Utah's Native Americans Collaborate to Improve Education

March 10, 2003

Source: Deseret News

http://deseretnews.com/dn/view/1%2C1249%2C465032251%2C00.html

On March 10, 2003 the Deseret News reported that "nearly 90 percent of [Native American] students don't graduate from high school, according to [Forrest] Cuch, who was the Ute Tribe's education director from 1973-88. Those who do make it to college, he added, don't have the skills to stay there... 'People are running around trying to help the Indian,' Cuch said. 'So they give scholarships. But if the students aren't prepared for college, they drop out, and the donors get discouraged...' A two-year program, offered to Indian students after high school, is a wholly different approach.

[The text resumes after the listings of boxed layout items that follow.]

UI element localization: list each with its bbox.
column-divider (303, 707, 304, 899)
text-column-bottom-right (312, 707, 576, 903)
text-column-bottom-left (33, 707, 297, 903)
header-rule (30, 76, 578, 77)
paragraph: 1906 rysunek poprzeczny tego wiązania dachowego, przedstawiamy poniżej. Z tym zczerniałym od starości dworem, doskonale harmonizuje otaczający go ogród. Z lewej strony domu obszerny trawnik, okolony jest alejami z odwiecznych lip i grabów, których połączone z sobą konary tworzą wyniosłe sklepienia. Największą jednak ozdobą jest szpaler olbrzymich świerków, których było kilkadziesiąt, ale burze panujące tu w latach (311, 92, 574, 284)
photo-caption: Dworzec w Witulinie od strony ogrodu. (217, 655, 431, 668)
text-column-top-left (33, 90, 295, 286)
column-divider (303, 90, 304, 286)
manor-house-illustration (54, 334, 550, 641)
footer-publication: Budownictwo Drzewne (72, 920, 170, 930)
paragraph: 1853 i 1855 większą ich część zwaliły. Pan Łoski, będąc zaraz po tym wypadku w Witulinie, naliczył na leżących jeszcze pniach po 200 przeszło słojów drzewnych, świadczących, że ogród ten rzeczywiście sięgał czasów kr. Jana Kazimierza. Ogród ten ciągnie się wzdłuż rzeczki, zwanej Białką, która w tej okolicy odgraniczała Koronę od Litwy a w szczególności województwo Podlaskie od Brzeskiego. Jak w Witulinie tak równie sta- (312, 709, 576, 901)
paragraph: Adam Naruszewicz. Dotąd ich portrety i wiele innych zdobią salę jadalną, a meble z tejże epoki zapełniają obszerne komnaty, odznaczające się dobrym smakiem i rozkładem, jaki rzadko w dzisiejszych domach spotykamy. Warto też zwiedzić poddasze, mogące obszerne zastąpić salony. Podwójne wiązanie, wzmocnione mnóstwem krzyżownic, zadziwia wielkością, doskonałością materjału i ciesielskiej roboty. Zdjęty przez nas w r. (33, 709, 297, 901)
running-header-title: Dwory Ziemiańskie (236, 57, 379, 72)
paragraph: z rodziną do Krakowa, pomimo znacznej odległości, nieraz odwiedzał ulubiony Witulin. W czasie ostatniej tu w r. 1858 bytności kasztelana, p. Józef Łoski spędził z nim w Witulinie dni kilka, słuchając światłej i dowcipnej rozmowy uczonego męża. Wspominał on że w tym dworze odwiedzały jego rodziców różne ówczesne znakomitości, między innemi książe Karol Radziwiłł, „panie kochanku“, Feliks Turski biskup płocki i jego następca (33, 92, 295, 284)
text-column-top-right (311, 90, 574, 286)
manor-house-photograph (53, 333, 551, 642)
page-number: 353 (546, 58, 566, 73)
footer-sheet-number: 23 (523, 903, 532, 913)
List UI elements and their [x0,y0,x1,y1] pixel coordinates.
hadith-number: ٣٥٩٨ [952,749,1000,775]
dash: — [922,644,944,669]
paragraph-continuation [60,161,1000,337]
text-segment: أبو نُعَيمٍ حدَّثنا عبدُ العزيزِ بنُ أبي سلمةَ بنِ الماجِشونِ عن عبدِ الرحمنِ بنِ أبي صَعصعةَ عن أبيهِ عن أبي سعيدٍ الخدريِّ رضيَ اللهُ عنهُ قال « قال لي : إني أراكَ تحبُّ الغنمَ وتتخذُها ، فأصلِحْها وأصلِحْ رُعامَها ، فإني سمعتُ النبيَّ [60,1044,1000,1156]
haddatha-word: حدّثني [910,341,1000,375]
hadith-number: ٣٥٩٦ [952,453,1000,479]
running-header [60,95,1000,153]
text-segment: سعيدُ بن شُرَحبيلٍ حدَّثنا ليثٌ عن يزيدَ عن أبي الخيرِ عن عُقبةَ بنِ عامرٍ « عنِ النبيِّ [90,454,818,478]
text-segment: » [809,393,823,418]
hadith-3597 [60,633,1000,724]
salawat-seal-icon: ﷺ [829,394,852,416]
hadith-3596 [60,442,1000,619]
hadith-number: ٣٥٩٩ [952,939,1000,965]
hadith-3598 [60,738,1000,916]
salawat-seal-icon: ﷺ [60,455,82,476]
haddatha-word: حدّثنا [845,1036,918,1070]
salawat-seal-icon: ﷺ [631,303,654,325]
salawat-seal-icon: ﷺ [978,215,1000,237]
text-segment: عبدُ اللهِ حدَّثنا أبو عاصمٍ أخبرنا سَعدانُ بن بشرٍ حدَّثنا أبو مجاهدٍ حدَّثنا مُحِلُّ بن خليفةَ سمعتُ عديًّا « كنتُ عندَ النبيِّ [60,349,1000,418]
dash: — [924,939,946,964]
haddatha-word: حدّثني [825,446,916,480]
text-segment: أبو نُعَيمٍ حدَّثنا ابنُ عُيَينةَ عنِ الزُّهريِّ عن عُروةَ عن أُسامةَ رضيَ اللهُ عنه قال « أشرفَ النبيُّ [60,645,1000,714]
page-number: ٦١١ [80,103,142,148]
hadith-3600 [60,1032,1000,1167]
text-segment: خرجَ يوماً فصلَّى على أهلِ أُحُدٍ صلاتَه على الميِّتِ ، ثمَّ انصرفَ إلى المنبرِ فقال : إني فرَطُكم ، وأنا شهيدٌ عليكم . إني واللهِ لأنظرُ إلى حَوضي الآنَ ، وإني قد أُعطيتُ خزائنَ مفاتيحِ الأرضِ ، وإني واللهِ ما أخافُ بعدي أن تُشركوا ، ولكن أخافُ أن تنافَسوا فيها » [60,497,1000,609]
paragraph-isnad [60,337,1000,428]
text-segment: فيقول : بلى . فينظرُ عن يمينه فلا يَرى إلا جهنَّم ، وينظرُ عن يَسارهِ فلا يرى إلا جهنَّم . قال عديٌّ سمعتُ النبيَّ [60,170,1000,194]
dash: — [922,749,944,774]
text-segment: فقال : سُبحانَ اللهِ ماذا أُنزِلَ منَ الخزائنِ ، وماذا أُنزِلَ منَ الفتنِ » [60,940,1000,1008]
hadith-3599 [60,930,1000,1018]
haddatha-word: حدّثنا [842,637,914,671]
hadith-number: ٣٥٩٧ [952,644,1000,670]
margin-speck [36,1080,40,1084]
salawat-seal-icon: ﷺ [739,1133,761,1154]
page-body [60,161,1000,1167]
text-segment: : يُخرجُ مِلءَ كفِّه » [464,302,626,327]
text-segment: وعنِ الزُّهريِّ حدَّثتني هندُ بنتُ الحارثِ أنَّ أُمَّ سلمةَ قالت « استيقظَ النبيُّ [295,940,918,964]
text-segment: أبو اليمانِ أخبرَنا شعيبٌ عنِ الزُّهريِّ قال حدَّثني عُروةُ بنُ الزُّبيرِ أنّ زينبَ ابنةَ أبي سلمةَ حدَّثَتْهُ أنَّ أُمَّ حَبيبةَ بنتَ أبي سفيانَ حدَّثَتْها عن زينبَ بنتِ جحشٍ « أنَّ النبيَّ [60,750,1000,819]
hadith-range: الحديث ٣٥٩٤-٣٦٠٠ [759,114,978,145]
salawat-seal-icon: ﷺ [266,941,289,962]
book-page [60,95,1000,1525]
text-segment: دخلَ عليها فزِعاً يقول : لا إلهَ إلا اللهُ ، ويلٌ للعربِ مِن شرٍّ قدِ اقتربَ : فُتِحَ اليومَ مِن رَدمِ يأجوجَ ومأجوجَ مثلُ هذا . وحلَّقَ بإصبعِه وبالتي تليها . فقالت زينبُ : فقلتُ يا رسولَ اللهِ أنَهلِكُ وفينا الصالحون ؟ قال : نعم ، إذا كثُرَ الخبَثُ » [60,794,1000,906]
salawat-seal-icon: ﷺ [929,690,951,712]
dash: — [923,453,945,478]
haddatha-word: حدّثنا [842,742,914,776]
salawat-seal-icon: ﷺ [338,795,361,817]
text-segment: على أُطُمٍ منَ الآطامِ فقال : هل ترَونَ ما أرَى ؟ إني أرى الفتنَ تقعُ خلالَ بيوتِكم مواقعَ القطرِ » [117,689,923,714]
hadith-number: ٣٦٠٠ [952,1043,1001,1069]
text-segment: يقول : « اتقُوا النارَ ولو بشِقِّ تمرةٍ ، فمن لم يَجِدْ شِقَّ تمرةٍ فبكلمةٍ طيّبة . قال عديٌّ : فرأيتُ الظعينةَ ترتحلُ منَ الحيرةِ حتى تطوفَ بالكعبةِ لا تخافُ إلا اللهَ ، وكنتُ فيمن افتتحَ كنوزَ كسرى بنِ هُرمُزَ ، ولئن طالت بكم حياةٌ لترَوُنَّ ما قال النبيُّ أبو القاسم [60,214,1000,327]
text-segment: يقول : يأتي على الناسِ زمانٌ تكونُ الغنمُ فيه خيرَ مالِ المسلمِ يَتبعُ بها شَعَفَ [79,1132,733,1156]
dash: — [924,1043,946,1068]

The academy would be run by American Indians, including leaders from Utah's eight tribal governments — not by state education officials... For decades, non-Indian state leaders have eyed the shortcomings of public-school curriculum and the dropout rate, Cuch says, but change hasn't come. 'We've never really been consulted,' he added. 'We haven't been considered capable of helping ourselves...' Task forces have looked at the problems, state representatives have wrung their hands, yet 'in the last 20 years, things haven't improved,' said Nola Lodge-Hurford, a University of Utah instructor. Now a Rocky Mountain American Indian Foundation board member, Lodge-Hurford said collaboration among Utah's Indian people will be key to the organization's progress."